Patrimoine architectural et bâti - patrimoine naturel

Depuis plus de vingt ans, Chalinargues, petite commune tournée vers l’agriculture, la forêt et le tourisme, a souhaité affirmer son identité rurale et faire face aux problèmes de la dépopulation en se donnant les moyens pour améliorer le cadre de vie des habitants et développer de nouvelles activités.

Ce développement passe, entre autre, par le soutien de l’activité agricole, l’aménagement des villages, la restauration et la valorisation du « petit patrimoine » bâti ou encore la création de logements sociaux, d’un atelier bois ou l’accueil d’artistes et d’artisans…

La maison de la Pinatelle, Centre de Découverte de la Nature et des Paysages cantalien, est un élément majeur de cette dynamique. Attractive et ouverte à tous, elle accueille déjà de nombreuses personnes et permet la découverte du patrimoine de notre territoire.

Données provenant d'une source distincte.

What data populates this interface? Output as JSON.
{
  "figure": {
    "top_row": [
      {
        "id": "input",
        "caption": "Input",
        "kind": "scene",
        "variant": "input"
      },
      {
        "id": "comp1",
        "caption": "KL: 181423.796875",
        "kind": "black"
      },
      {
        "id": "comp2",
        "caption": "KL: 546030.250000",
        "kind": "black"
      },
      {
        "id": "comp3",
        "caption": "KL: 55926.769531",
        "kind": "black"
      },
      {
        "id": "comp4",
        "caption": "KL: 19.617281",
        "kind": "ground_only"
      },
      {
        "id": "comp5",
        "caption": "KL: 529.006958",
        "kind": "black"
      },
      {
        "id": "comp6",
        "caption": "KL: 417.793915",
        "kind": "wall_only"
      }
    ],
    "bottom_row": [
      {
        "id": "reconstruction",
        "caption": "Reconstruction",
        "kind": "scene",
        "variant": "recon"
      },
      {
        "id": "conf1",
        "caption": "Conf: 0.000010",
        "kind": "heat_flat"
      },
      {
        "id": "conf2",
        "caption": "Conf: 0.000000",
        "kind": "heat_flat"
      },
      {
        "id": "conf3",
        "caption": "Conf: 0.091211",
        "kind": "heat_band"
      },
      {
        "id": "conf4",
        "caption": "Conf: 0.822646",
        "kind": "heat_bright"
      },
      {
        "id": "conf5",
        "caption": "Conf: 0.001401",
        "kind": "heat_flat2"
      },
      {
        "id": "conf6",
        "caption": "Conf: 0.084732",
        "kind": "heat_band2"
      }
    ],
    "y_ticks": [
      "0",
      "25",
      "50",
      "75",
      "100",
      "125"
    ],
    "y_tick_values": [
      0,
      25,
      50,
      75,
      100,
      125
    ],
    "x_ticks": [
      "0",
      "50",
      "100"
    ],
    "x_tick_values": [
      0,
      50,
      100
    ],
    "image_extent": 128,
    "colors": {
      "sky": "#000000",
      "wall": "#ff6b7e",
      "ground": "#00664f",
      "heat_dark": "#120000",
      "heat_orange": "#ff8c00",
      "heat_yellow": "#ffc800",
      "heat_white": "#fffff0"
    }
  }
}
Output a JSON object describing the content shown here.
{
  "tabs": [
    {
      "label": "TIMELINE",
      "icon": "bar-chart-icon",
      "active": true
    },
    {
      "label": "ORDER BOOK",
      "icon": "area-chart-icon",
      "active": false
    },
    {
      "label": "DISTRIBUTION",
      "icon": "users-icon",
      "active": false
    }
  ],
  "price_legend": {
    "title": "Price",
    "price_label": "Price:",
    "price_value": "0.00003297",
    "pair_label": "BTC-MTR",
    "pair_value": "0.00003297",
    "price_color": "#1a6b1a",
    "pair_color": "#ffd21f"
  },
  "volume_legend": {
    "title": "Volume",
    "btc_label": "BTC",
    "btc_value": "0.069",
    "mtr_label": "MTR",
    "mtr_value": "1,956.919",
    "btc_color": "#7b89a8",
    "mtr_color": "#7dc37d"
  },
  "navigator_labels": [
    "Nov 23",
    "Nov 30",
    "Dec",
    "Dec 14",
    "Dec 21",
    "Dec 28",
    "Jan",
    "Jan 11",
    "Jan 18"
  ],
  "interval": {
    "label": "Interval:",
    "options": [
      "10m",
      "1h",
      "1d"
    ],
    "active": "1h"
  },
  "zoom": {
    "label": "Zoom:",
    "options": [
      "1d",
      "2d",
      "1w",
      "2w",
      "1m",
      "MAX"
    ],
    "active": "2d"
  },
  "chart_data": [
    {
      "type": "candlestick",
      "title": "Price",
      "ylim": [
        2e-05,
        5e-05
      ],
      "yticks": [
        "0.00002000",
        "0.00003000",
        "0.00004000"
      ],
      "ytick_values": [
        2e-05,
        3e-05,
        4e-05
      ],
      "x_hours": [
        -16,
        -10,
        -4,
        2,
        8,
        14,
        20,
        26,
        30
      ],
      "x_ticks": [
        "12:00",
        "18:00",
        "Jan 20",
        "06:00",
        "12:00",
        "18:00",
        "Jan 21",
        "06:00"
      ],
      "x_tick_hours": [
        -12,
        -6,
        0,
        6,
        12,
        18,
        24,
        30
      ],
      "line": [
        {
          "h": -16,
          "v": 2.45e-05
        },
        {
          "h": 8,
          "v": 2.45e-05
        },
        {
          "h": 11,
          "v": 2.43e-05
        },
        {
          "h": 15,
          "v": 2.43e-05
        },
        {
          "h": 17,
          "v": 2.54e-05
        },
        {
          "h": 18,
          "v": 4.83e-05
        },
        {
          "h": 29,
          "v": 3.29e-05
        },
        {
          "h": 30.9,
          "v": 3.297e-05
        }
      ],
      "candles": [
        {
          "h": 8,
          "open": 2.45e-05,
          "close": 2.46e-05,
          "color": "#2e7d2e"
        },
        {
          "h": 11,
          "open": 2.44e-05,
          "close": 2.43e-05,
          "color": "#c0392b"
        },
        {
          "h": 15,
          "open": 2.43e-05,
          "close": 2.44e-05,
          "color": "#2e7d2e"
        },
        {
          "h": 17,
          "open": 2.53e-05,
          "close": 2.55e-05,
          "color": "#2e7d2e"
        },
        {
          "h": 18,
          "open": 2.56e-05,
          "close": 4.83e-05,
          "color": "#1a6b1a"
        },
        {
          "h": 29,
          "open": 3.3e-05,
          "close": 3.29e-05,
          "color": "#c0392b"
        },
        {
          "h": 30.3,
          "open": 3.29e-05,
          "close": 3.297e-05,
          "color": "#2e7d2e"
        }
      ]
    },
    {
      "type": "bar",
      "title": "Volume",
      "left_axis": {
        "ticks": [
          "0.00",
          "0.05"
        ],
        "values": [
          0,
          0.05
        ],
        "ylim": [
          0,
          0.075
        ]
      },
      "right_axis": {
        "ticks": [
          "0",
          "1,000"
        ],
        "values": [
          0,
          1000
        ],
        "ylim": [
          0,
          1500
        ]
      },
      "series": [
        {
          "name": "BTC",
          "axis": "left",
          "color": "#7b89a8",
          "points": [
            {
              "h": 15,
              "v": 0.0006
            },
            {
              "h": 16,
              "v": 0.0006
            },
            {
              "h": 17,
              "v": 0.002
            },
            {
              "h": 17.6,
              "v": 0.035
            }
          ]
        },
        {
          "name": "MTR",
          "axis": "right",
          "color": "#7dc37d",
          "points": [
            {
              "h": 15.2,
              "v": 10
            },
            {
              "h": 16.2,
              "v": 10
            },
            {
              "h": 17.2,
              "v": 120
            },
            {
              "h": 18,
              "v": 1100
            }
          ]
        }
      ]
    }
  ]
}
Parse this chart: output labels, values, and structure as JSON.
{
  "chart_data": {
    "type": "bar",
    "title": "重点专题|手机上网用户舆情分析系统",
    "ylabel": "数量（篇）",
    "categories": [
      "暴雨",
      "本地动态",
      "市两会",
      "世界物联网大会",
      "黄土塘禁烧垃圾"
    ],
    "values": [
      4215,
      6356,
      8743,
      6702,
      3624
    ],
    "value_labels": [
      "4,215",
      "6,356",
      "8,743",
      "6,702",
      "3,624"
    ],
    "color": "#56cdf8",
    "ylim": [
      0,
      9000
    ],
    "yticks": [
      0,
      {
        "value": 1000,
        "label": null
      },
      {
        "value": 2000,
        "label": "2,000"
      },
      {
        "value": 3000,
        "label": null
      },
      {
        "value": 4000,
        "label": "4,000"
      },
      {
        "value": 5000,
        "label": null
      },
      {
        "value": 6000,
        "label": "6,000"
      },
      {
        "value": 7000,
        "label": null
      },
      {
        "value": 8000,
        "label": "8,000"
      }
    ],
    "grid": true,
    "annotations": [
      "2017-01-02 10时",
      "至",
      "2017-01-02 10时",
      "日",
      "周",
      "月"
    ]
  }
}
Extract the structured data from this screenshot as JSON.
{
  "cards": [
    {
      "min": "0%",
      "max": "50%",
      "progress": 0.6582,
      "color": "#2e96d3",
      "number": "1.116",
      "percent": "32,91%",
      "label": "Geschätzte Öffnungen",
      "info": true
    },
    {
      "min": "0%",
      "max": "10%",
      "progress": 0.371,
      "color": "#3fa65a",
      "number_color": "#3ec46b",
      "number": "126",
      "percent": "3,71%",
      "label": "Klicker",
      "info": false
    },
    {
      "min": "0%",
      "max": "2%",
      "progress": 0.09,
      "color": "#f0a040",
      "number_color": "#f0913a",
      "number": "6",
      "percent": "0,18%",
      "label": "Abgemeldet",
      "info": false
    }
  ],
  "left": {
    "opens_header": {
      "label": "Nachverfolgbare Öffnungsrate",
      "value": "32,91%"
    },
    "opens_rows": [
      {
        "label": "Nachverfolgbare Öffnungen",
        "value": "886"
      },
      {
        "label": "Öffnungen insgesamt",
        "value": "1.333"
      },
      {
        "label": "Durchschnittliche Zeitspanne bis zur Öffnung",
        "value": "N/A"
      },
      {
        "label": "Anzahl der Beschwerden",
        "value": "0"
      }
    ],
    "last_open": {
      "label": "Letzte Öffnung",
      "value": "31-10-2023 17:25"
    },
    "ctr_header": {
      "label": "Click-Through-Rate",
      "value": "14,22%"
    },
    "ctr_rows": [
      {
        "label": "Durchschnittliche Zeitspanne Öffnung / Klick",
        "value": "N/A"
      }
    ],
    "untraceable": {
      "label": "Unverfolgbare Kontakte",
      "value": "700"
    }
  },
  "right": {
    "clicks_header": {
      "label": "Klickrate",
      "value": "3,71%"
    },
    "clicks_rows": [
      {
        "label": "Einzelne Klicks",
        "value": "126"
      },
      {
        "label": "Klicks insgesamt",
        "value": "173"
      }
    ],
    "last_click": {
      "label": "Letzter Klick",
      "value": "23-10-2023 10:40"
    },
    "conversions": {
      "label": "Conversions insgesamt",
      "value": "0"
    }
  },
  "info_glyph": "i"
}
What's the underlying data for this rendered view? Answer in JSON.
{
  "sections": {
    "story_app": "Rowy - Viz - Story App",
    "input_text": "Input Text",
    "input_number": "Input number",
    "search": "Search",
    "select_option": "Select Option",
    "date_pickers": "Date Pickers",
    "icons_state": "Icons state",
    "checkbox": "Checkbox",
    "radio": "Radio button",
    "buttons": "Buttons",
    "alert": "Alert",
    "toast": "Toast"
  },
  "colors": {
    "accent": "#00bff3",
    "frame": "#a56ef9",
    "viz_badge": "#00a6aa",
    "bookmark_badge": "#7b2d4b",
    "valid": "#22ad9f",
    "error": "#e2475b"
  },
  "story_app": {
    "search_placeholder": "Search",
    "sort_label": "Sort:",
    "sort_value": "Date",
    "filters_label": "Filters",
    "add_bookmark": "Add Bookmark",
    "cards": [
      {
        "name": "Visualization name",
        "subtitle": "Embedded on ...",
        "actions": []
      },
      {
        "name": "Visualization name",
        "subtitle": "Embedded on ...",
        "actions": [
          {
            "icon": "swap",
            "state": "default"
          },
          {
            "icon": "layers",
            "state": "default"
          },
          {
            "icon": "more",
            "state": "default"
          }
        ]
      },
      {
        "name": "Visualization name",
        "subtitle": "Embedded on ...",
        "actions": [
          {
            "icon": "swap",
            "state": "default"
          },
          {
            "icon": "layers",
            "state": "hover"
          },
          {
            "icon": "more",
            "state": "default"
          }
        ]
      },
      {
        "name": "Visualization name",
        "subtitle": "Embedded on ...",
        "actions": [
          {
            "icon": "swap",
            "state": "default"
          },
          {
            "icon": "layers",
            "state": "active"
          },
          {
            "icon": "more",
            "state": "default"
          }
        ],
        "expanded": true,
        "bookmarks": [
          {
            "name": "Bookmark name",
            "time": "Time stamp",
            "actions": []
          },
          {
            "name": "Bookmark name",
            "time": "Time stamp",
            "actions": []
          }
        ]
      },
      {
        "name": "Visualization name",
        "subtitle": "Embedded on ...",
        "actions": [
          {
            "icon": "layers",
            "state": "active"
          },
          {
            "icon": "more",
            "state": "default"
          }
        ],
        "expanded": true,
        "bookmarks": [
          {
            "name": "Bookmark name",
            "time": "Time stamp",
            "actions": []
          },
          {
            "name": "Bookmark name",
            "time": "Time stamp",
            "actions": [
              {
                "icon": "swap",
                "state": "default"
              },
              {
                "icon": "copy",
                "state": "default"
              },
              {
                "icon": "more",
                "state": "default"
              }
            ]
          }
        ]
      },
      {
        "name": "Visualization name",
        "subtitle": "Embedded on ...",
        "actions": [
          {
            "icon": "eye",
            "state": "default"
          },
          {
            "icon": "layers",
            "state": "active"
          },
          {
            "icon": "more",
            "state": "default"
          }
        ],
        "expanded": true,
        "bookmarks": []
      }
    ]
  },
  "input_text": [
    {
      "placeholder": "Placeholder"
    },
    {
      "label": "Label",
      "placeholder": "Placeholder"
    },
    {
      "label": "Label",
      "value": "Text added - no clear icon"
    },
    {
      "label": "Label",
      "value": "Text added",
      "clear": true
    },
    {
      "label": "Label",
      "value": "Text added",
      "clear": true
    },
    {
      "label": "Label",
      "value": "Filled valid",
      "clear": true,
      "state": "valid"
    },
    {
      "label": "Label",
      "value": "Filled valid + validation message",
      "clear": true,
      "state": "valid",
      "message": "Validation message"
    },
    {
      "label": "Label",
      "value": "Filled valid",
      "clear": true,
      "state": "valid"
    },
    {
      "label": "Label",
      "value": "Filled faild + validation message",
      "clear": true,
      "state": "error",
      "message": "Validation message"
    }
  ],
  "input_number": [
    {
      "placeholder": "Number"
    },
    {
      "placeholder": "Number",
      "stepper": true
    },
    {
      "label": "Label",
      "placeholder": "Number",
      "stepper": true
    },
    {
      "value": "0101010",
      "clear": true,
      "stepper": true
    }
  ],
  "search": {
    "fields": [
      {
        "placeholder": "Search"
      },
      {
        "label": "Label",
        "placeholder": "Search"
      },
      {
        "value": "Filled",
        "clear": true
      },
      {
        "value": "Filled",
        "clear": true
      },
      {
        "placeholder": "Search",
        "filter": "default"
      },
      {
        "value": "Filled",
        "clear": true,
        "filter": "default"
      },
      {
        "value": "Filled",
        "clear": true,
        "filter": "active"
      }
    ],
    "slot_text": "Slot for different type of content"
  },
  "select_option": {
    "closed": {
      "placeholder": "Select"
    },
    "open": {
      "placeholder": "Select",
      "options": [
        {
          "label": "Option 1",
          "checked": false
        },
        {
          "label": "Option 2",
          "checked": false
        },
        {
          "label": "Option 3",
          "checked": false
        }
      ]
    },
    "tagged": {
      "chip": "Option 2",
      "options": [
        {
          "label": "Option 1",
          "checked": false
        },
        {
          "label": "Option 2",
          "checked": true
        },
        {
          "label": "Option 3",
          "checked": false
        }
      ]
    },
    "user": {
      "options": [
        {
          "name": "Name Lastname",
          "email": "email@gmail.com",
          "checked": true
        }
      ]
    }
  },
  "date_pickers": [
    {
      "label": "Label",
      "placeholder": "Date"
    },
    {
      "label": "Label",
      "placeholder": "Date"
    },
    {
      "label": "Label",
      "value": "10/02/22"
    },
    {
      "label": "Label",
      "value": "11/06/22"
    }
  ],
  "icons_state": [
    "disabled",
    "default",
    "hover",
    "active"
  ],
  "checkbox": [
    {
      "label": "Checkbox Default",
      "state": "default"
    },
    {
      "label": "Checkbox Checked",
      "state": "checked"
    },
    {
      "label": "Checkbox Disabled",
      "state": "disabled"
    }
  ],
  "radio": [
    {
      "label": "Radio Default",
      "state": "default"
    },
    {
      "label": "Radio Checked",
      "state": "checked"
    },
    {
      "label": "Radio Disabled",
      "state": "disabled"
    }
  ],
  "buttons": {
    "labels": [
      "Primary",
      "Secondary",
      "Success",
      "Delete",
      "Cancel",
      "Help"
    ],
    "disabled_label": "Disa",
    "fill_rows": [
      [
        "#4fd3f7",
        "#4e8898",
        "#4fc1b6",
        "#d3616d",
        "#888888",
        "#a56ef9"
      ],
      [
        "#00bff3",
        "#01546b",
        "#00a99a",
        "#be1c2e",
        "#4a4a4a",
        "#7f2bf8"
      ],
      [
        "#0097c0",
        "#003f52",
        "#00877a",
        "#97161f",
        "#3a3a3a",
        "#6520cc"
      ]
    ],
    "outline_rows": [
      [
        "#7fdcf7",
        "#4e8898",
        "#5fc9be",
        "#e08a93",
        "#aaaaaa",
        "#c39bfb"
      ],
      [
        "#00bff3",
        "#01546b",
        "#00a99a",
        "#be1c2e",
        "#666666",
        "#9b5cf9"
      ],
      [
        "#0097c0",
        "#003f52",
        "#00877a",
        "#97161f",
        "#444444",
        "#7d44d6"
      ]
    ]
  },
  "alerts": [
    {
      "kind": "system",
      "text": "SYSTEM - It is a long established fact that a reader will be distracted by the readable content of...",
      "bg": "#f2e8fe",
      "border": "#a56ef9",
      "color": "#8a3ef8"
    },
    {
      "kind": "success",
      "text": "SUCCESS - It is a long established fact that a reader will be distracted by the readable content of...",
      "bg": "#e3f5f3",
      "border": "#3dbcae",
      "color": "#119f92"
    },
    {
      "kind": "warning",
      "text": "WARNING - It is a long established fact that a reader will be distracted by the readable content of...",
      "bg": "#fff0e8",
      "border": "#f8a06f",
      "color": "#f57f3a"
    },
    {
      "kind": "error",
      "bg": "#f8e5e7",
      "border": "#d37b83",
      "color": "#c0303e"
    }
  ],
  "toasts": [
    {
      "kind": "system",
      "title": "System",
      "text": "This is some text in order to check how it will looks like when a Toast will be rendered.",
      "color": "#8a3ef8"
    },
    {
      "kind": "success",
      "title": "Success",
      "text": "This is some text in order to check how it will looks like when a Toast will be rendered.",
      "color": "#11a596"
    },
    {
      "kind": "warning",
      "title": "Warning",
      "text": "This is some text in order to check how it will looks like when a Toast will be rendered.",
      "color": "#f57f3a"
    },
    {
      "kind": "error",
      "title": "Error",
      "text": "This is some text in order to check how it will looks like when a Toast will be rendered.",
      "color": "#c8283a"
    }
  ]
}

Un village et des hameaux rénovés

L’église de Chalinargues, monument central du village sur son promontoire, date du XII ème  siècle et possède un remarquable clocher à peigne. La décoration extérieure est peu présente mais très symbolique avec deux statues au pinacle.

Au Sud, Saint-Pierre, assis sur sa cathèdre, est tourné vers Saint-Flour et sa cathédrale Saint-Pierre.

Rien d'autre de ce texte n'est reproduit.